I did most things with confidence... but what if this whole time my confidence was wrong?
What if this whole time... the WHOLE TIME I was getting ahead of myself?
No... No way. There was no way I'd been completely wrong.
I knew what I felt from him. I knew how he's made me feel...
You can't fake those things. At least, I'd like to think that you can't.
I thought I knew that he specifically couldn't.
He doesn't lie to me... He said that himself months ago.
If that were true then what the hell has been his issue lately?
All these strange actions and yet he still holds me just as tight when we sleep.
Maybe even tighter these past two nights.
I closed my book and tossed it up onto the couch, laying an arm over my eyes after singing deep into the longe.
I missed him.
I missed the stupid teasing, I missed getting angry whenever he made me blush, I missed his touch, his lips, just him.
It'd been only around four days so why did it feel like it'd been months since I last felt wanted by him?
He was still here, so why did he feel so far away?
And if that wasn't bad enough, the scene I just read was incredibly sexy, and his face was the only one I could imagine through all of it.
I was turned on and ached for him in that way too...
In every conceivable way, I wanted him, and he wasn't here.
The sigh I let out was a pitiful one, followed by me forcing my legs to move and get up under me.
To order dinner alone like I had the last three nights.

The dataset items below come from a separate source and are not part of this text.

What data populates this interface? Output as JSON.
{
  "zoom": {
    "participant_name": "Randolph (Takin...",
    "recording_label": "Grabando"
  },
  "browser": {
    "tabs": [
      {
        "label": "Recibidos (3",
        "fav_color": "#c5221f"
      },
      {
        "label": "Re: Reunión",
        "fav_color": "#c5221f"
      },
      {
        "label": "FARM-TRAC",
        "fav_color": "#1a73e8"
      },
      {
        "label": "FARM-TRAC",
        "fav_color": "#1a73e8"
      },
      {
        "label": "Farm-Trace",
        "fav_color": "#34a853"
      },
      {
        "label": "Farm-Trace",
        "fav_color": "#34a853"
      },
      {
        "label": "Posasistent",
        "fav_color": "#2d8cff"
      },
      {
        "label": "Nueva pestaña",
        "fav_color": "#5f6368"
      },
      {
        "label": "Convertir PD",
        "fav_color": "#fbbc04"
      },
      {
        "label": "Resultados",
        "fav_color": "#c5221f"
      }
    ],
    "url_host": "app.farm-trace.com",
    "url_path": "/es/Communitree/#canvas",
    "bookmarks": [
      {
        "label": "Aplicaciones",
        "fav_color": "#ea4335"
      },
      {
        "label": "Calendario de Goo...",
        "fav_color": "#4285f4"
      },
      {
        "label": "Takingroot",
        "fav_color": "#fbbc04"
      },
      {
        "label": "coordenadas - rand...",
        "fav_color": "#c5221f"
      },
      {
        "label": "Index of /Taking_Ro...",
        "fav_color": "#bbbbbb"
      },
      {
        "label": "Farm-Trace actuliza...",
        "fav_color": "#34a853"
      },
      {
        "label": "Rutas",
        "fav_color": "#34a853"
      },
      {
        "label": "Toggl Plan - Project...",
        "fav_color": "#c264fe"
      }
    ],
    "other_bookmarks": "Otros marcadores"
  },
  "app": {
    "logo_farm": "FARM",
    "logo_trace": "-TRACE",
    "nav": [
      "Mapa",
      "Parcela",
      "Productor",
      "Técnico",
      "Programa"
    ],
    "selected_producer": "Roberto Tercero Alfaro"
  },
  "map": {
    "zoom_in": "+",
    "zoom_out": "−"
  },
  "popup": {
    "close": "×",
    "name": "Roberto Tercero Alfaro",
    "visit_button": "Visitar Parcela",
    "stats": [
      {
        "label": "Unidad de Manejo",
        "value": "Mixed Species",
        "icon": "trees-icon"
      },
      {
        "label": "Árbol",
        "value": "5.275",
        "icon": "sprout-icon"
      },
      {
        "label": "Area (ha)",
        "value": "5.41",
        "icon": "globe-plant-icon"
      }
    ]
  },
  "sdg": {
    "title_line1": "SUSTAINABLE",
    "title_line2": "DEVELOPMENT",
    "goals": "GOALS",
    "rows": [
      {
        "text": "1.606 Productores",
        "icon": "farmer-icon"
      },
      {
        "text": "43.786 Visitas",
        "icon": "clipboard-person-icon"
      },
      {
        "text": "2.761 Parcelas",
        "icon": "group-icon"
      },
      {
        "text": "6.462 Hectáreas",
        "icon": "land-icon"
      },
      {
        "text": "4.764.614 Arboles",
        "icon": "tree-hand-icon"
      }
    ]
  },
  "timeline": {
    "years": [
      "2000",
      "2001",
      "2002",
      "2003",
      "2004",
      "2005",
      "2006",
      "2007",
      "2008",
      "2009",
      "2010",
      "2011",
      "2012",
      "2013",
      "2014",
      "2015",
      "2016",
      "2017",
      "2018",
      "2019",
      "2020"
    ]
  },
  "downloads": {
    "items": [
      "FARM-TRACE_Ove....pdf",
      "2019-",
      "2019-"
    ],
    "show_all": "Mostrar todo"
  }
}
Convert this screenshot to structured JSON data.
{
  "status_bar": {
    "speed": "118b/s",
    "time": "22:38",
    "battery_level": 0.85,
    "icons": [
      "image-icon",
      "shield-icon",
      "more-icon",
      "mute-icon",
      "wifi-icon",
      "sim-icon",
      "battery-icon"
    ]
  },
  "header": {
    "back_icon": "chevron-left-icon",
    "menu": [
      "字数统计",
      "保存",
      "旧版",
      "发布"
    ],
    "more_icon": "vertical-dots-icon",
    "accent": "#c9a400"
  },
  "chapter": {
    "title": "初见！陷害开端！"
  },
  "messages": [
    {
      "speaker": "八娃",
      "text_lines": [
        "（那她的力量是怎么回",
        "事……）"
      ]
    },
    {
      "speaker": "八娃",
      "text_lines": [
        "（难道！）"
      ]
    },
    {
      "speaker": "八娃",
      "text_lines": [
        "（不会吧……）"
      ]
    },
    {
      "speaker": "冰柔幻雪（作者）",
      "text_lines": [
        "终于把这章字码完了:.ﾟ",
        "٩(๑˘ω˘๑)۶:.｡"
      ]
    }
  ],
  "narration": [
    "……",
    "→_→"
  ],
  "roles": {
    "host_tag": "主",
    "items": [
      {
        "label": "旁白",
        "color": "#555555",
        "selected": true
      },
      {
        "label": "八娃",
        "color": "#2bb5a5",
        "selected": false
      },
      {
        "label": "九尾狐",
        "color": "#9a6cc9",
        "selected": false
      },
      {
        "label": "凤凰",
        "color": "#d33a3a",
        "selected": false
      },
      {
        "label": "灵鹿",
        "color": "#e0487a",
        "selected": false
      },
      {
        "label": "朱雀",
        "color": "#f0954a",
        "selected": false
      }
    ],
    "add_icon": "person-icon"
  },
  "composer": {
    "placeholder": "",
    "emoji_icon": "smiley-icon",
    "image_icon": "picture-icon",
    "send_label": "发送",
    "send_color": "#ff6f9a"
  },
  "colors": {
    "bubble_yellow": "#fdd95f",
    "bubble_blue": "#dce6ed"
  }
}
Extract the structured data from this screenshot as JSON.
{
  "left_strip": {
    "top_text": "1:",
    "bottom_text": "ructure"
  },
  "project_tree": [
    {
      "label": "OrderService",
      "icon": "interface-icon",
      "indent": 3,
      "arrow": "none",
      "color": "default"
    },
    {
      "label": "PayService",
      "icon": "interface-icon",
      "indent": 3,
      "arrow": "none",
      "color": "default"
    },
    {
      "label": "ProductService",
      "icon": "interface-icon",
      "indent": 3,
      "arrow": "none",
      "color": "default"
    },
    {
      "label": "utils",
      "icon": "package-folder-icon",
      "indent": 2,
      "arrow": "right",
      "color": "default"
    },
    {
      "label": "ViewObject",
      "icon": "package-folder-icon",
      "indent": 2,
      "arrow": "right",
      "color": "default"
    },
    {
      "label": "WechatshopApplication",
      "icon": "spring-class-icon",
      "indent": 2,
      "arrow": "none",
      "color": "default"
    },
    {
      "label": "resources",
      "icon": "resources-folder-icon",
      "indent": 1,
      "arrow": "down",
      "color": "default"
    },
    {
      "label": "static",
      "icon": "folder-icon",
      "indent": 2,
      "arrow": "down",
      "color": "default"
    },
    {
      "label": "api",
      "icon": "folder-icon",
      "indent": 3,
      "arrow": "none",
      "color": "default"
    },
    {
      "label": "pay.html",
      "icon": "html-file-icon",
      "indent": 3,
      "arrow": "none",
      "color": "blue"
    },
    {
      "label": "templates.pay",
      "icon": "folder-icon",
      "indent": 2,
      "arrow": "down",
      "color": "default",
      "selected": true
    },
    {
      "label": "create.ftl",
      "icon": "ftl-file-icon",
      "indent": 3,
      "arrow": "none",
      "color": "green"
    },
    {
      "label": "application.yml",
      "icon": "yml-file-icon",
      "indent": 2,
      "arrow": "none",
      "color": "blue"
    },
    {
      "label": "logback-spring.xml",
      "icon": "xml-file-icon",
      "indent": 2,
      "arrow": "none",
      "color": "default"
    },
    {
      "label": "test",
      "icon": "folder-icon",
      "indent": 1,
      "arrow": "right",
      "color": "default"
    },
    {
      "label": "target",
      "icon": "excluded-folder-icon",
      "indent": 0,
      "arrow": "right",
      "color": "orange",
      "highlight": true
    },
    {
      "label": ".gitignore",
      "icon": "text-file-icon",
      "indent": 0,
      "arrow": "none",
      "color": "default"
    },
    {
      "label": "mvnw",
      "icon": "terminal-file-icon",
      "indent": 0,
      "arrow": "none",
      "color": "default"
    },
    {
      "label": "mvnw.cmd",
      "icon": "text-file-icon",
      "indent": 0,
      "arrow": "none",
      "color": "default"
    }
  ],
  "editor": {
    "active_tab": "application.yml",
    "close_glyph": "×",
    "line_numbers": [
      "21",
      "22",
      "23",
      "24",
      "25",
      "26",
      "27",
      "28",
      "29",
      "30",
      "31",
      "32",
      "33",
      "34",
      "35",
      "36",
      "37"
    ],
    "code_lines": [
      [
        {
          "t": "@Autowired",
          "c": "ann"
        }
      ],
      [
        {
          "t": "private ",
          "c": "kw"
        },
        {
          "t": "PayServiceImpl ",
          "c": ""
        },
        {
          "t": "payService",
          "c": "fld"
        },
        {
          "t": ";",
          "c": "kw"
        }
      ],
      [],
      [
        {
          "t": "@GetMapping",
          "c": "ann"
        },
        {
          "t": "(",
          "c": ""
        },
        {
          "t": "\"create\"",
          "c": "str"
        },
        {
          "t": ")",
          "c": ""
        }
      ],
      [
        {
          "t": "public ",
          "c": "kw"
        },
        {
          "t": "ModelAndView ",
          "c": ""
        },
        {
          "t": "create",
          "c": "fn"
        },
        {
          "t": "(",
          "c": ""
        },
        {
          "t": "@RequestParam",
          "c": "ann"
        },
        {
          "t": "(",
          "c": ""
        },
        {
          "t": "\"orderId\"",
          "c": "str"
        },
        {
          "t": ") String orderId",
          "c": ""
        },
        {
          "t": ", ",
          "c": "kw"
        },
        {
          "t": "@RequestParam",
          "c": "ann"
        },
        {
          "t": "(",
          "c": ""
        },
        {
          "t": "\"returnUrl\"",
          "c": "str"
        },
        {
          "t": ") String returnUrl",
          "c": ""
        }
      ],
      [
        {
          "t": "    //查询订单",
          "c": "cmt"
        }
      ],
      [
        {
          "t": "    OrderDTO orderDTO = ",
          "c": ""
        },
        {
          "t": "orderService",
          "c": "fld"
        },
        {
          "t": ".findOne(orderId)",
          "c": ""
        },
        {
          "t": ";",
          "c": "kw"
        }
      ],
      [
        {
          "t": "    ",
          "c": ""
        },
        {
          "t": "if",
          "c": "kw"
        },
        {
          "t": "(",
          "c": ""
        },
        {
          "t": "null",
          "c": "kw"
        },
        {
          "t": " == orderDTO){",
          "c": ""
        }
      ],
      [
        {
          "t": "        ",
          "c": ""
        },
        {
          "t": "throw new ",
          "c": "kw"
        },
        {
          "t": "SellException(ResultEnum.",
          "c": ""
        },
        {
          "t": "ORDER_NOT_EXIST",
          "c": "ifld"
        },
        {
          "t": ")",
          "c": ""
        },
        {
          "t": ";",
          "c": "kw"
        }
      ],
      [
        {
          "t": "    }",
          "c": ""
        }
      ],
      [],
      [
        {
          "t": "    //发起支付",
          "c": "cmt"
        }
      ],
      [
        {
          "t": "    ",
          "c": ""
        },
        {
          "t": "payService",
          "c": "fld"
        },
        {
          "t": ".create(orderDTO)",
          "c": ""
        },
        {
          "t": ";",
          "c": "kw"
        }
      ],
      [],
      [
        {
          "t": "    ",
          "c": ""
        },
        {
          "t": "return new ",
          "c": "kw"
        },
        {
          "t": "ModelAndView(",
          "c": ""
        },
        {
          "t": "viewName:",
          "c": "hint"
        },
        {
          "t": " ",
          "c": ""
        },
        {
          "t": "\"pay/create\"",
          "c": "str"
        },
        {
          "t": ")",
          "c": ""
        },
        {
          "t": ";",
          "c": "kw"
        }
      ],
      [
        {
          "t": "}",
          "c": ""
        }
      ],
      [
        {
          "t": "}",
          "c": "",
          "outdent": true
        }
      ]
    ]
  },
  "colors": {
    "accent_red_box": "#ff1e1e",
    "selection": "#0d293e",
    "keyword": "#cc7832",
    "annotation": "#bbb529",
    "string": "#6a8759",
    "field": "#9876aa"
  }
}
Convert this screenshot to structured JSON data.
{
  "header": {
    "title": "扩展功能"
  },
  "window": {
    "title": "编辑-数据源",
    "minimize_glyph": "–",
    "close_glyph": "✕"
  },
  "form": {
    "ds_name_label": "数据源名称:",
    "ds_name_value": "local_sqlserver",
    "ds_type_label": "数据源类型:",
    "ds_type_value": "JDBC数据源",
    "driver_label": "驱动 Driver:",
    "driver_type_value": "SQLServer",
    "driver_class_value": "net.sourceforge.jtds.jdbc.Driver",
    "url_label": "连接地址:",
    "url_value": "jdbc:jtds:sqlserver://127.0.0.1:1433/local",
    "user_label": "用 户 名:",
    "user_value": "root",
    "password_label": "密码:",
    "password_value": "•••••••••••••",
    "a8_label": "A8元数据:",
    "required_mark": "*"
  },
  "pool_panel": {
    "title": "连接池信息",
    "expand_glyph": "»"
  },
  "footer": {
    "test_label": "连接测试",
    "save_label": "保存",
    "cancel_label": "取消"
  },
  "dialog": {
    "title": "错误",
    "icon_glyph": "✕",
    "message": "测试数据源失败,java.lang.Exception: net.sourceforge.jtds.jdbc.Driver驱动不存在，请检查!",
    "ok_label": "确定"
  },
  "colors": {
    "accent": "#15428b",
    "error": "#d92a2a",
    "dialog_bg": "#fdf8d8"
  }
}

At least on the first, I ate with Khloe, the second with Lily's company, and the last with Marcus.
Tonight though, I didn't want to go out into public in the funk I was in right now.
We needed to talk.
I looked up at the clock.
If he follows the pattern he has since the start of this, I'm not going to see him until around 9 pm.
An anxious weight filled the center of my chest, trudging my way over to the phone with the hopes that whatever I order, will be enough to serve as a distraction until then.